Opinie en tools voor wie begaan is met het katholieke geloof


Vol van Heilige Geest

30. Tweede Kerstdag Sint Stephanus, eerste martelaar

„De stenen die Stephanus troffen, waren hem zoet. Hem volgen alle heilige zielen” (antifoon van de lauden).

1. Het lijkt verwonderlijk dat Sint Stephanus , de eerste bloedgetuige, door de Kerk als eerste heilige bij de kribbe wordt geleid, en dat zij ons een wilde martelaarsscène voorhoudt onmiddellijk na het lieflijke tafereel van de kerstnacht. Bij enig nadenken vinden wij hier toch een diepe zin. De komst van de Zoon Gods in het vlees mag voor ons niet louter een vertederende idylle zijn, een pastorale met schalmeien en fakkels in de nacht. Over de kribbe valt reeds de schaduw van het kruis. Het Kind, dat wij aanbidden, is gekomen om te sterven voor onze zonden. „Bij zijn intrede in de wereld zegt hij: „Offers en gaven hebt Gij niet gewild, — maar een lichaam hebt Gij Mij bereid. Brand- en zoenoffers behaagden U niet. Toen zeide Ik: „Zie, Ik kom!” In de boekrol staat van Mij geschreven, uw wil te volbrengen, o God” ” ( Hebr. 10, 5-7 ) „Een lichaam hebt Gij Mij bereid” : het tere lichaam, het zachte vlees van het pasgeboren Kindje is bestemd voor het harde kruishout. Het lijdt nu reeds in de koude van de nacht en de ruwheid van de kribbe. Ook Stephanus heeft als een goede slaaf de Heer Jezus Christus zijn jong en sterk lichaam aangeboden dat boog en brak onder de last der stenen. Maar in het vuur van zijn Christus-liefde „werden die stenen hem zoet” en hij stierf zoals Jezus stierf met een bede om vergeving op de lippen: „Heer, reken hun deze zonde niet aan” . Hij gaat ons voor in edelmoedige liefde voor het Kind dat gekruisigd is. Wij moeten hem althans van verre volgen, indien wij ware christenen willen zijn. „Hem volgen alle heilige zielen.”

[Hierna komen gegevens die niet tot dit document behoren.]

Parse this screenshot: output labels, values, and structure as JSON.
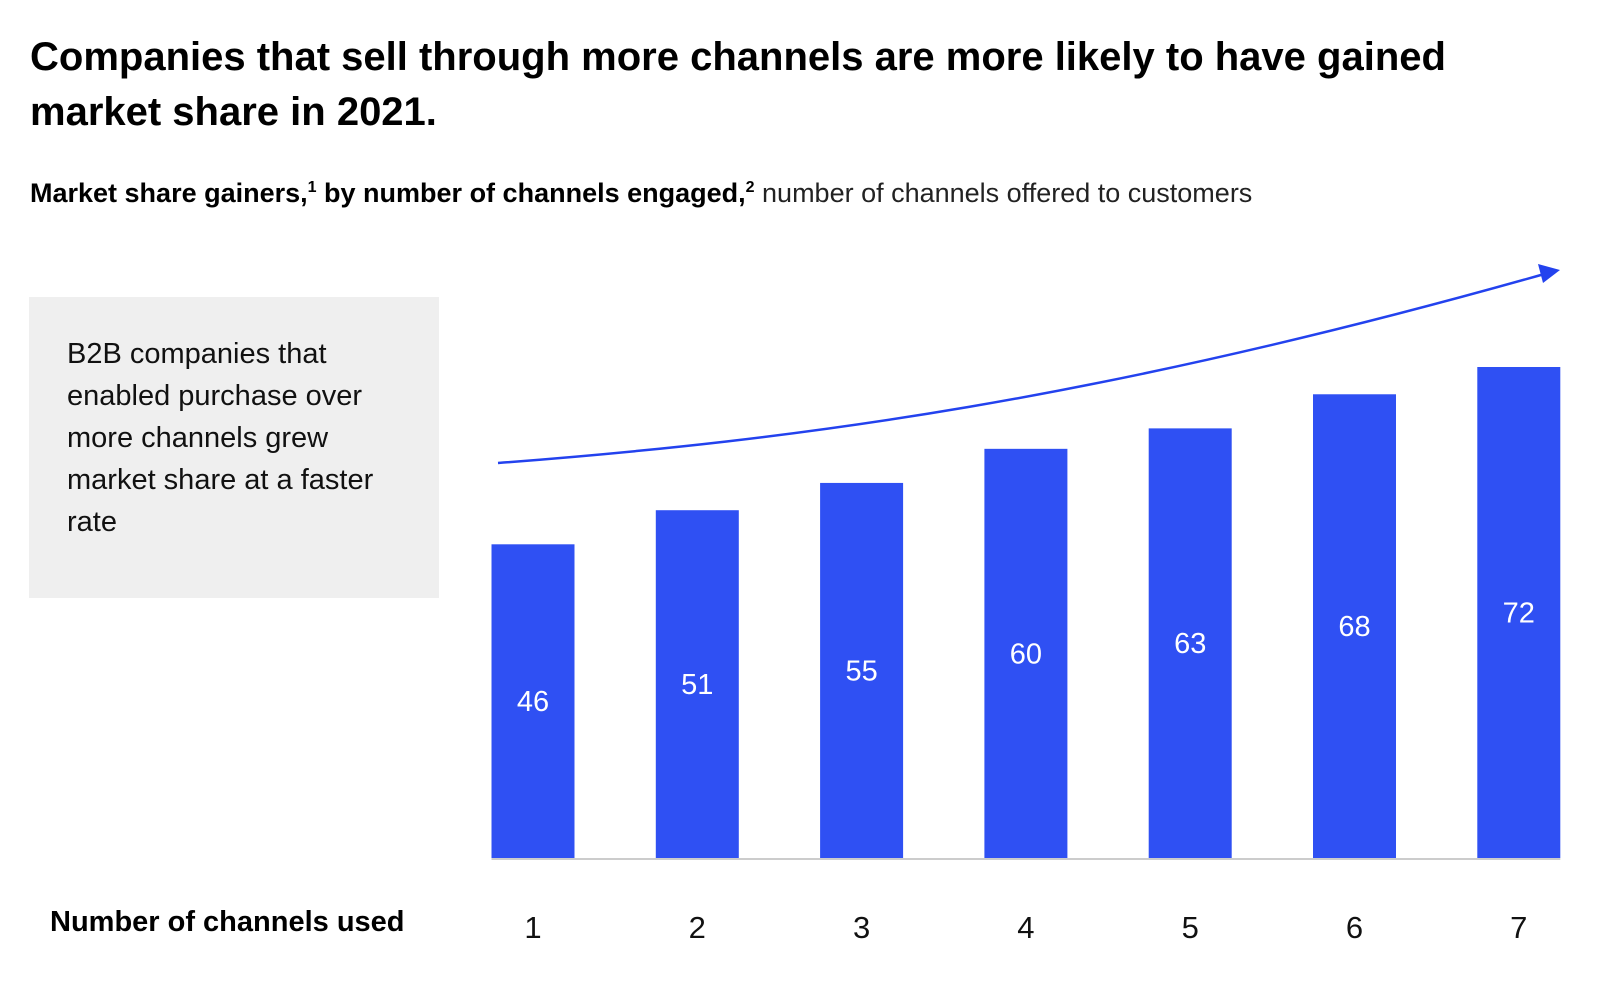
{
  "title": "Companies that sell through more channels are more likely to have gained market share in 2021.",
  "subtitle": {
    "bold_part1": "Market share gainers,",
    "footnote1": "1",
    "bold_part2": " by number of channels engaged,",
    "footnote2": "2",
    "light_part": " number of channels offered to customers"
  },
  "callout": "B2B companies that enabled purchase over more channels grew market share at a faster rate",
  "colors": {
    "bar": "#2f50f3",
    "arrow": "#2342ee",
    "callout_bg": "#efefef",
    "axis": "#cccccc"
  },
  "chart_data": {
    "type": "bar",
    "xlabel": "Number of channels used",
    "categories": [
      "1",
      "2",
      "3",
      "4",
      "5",
      "6",
      "7"
    ],
    "values": [
      46,
      51,
      55,
      60,
      63,
      68,
      72
    ],
    "data_labels": [
      "46",
      "51",
      "55",
      "60",
      "63",
      "68",
      "72"
    ],
    "ylim": [
      0,
      72
    ],
    "grid": false,
    "y_axis_shown": false,
    "trend_arrow": "upward curved arrow above bars"
  }
}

2. De bladzijden van de Handelingen der Apostelen die ons het beeld van Stephanus en het verhaal van zijn snelle wedren naar Christus hebben bewaard en waaraan het epistel is ontleend, trillen na van een heilige geestdrift, die ook de lezer van deze tijd nog in vlam vermag te zetten.

Stephanus was jong en vurig, een schitterende meteoor aan de hemel van het eerste christendom. Bij hem vergeleken lijken de apostelen van Jerusalem bedachtzame en bedaagde lieden. Hij ziet met verwonderlijke helderheid de weg der Kerk, de nieuwe schepping, de breuk met het oude, met de eigenwaan, met de Joodse, nationale trots. Die helderziendheid en zijn moed om onvervaard te getuigen van wat hij schouwde, brengen hem in een kort en hevig conflict met de leiders van zijn volk. Doch zonder aarzeling gaat hij zijn weg tot het einde dat de dood is, de zalige dood van de martelaar. Van zijn aanstelling tot diaken verhaalt Sint Lukas : „en men koos Stephanus , een man vol geloof en Heilige Geest” . Hiermee is alles verklaard. Dit keert in het verhaal telkens terug: „vol van Heilige Geest” . De natuurlijke geestdrift van zijn edelmoedige jeugd was slechts uitgangspunt, voedingsbodem van Gods genade. Vóór hij stierf, zag hij de hemelen geopend en de heerlijkheid des Heren. Reeds vóór zijn verscheiden heeft Hij de grenzen van leven en dood overschreden. Hij smaakte reeds de Wederkomst en de zalige voleinding. Ook in deze christelijke extase is hij het prototype der martelaren.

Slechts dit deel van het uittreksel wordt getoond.